Like many hybrid breeds, the Brat may inherit health issues from its parent breeds. Common health issues that Brats may be prone to include patellar luxation, allergies, eye problems, and joint issues. It is important for potential owners to be aware of these potential health concerns and seek a reputable breeder who tests and screens their breeding dogs for these conditions.

Are Brats known to be easy to train compared to other breeds?
Brats are generally known to be relatively easy to train compared to some other breeds. Both parent breeds, the Boston Terrier and the Rat Terrier, are intelligent and eager to please, which can make training sessions more successful. Consistency, positive reinforcement, and early socialization are important for effective training.

Are Brats more prone to separation anxiety compared to other breeds?
Brats may be prone to separation anxiety, especially if they do not receive enough mental and physical stimulation or if they are not properly trained and socialized. It is important for Brat owners to provide them with enough exercise, mental stimulation, and company to prevent or manage separation anxiety.

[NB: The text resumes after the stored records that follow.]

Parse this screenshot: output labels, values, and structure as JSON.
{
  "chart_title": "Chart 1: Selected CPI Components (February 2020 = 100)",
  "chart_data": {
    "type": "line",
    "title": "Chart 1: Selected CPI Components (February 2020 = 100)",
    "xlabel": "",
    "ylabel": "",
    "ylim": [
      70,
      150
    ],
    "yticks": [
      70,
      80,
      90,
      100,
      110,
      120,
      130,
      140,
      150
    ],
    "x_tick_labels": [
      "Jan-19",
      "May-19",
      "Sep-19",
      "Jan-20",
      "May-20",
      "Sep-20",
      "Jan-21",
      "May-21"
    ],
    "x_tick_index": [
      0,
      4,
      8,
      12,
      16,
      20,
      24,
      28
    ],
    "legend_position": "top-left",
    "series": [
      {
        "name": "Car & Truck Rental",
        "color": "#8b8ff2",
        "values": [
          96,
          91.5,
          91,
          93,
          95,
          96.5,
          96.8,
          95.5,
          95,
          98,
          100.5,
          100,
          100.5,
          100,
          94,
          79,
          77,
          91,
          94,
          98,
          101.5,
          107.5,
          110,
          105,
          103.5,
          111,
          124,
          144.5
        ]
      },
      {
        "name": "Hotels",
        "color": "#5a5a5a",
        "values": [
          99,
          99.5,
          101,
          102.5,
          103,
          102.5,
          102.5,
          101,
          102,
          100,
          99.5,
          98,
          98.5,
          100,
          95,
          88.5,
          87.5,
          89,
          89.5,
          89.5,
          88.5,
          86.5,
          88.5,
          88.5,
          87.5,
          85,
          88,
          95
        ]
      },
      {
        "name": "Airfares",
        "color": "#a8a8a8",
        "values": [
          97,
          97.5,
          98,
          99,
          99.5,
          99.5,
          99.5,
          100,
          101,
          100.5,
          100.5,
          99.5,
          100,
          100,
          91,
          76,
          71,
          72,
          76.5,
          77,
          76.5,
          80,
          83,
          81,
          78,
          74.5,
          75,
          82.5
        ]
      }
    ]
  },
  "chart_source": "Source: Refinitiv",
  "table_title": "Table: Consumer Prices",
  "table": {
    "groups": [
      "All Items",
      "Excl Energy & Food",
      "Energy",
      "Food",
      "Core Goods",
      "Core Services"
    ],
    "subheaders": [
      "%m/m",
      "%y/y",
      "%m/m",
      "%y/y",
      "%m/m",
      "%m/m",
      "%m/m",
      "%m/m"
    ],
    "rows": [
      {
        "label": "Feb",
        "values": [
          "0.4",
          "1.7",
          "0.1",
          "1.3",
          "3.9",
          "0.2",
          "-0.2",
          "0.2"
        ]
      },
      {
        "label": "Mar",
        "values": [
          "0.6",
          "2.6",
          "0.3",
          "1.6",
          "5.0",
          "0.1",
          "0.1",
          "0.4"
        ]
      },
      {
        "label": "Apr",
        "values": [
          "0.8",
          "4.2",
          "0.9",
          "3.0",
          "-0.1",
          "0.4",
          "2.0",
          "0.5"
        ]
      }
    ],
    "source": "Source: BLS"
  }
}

Are there any dog breeds similar to the Brat that are suitable for people with allergies?
Some dog breeds similar to the Brat that are suitable for people with allergies include the Bichon Frise, Maltese, and Shih Tzu. These breeds are known to have hypoallergenic coats, which can help reduce allergic reactions in some individuals.

What sizes of dogs similar to the Brat are best for individuals or families with limited space?
The miniature size of dogs similar to the Brat, such as the Rat Terrier, can be a good fit for individuals or families with limited space. These smaller-sized dogs are more adaptable to living in apartments or smaller homes, as they require less space for exercise and movement compared to larger breeds.

Is the Brat breed known to be good with children with special needs?
The Brat breed is generally known to be good with children, but it is important to consider each individual dog’s temperament and behavior. Brats can be patient, gentle, and playful, which can make them suitable companions for children with special needs. However, as with any dog, supervision and proper training and socialization are important to ensure a safe and harmonious relationship between the dog and the child.

How does the grooming and shedding needs of the Brat?
The grooming and shedding needs of the Brat can vary depending on the individual dog’s coat. Both parent breeds, the Boston Terrier and the Rat Terrier, have short coats that require minimal grooming. They are considered moderate shedders and regular brushing can help keep their coat healthy and reduce shedding.

We use reliable and publicly available data and resources such as AKC and American Canine Registry to ensure that Brat dog breed information is accurate and up to date. If you spot an error, please don’t hesitate to bring it to our attention.

Max Kozinskiy
Max Kozinskiy
Max Kozinskiy is a seasoned writer and an enthusiast of dog breed expertise. Having dedicated over 5 years to studying the intricacies of different dog breeds and their unique characteristics. His profound insights and love for our four-legged friends have made him an invaluable part of our team.